Effect of microstructure evolution on Lüders strain and tensile properties in an intercritical annealing medium-Mn steel

The influence of microstructural characteristics on Luders strain and mechanical properties was explored by means of altering thermo-mechanical circumstances in an intercritical annealing (IA) medium-Mn Fe-11Mn-0.09C-0.25Si (wt.%) steel. By IA of cold-rolled samples with severe plastic deformation, exclusively equiaxed dual phases were obtained because of active recovery and recrystallization. The equiaxed austenite ( $$\upgamma_{\text E}$$ ) with a larger size and inadequate chemical concentration was more readily transformed into martensite, and subsequent transformation-induced plasticity (TRIP) effect was triggered actively at relatively higher IA temperature, lessening localized deformation.

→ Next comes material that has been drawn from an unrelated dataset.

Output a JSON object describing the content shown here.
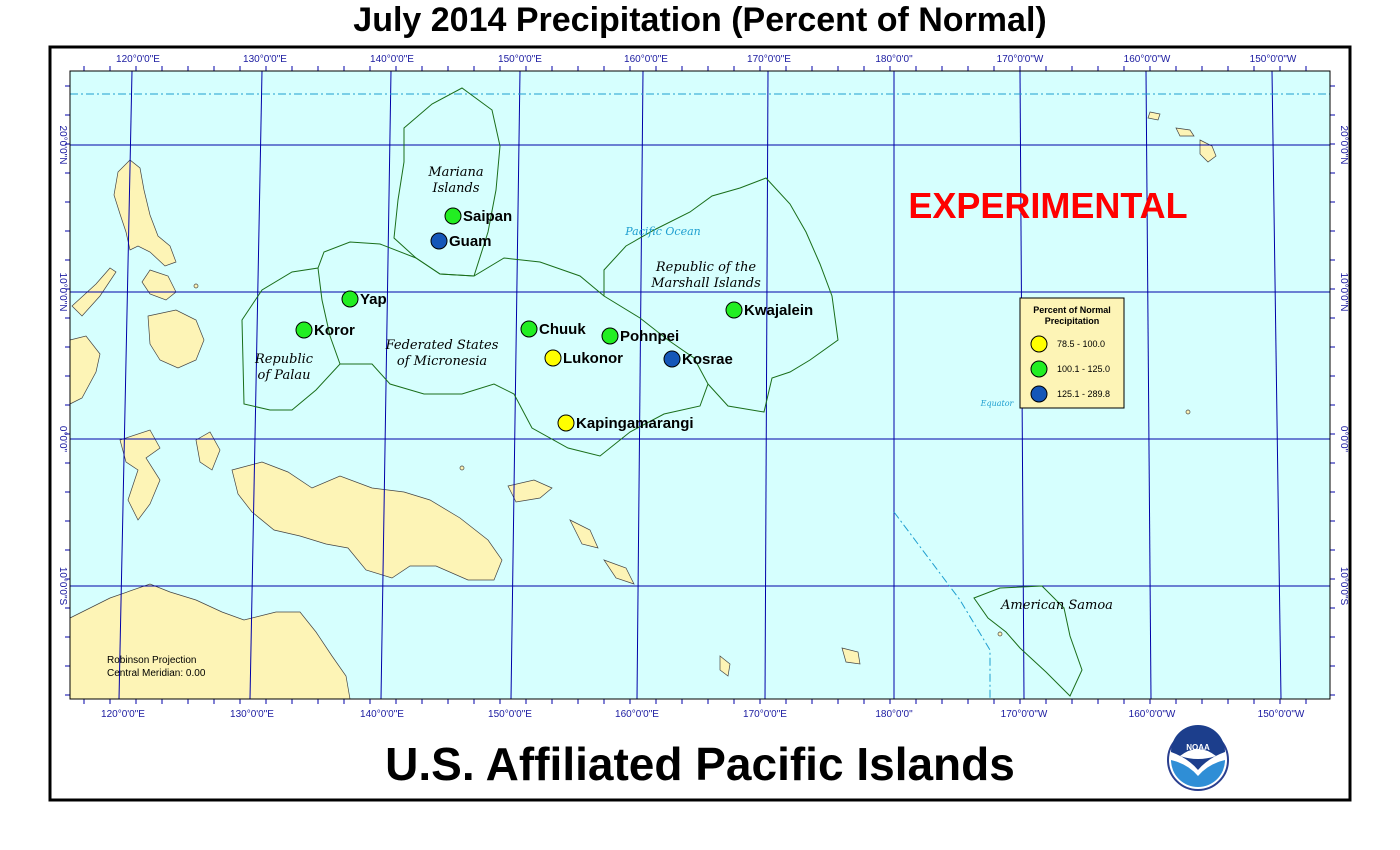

In addition, grown-in dislocations were prone to multiply and migrate around a broad mean free path for coarser equiaxed ferrite ( $$\upalpha_{\text E}$$ ) due to weakening dynamic recovery; therefore, it was the ensuing increased mobility of dislocations instead of reserving plentiful initial dislocation density that facilitated the propagation velocity of Luders bands and the accumulation of work hardening. In contrast, the bimodal-grained microstructure with lath-like and equiaxed austenite ( $$\upgamma_{\text L} + \upgamma_{\text E}$$ ) satisfactorily contributed to a smaller yield point elongation (YPE) without compromise of comprehensive mechanical properties on the grounds that austenitic gradient stability gave rise to discontinuous but sustainable TRIP effect and incremental work hardening. Hence, Luders strain is closely related to the absence of work hardening in the region which yields locally. It follows that the decreased stability of retained austenite, favorable mobility of dislocations and the bimodal-grained structure all prominently make up for the insufficiency of work hardening, thereof resulting in a limited YPE.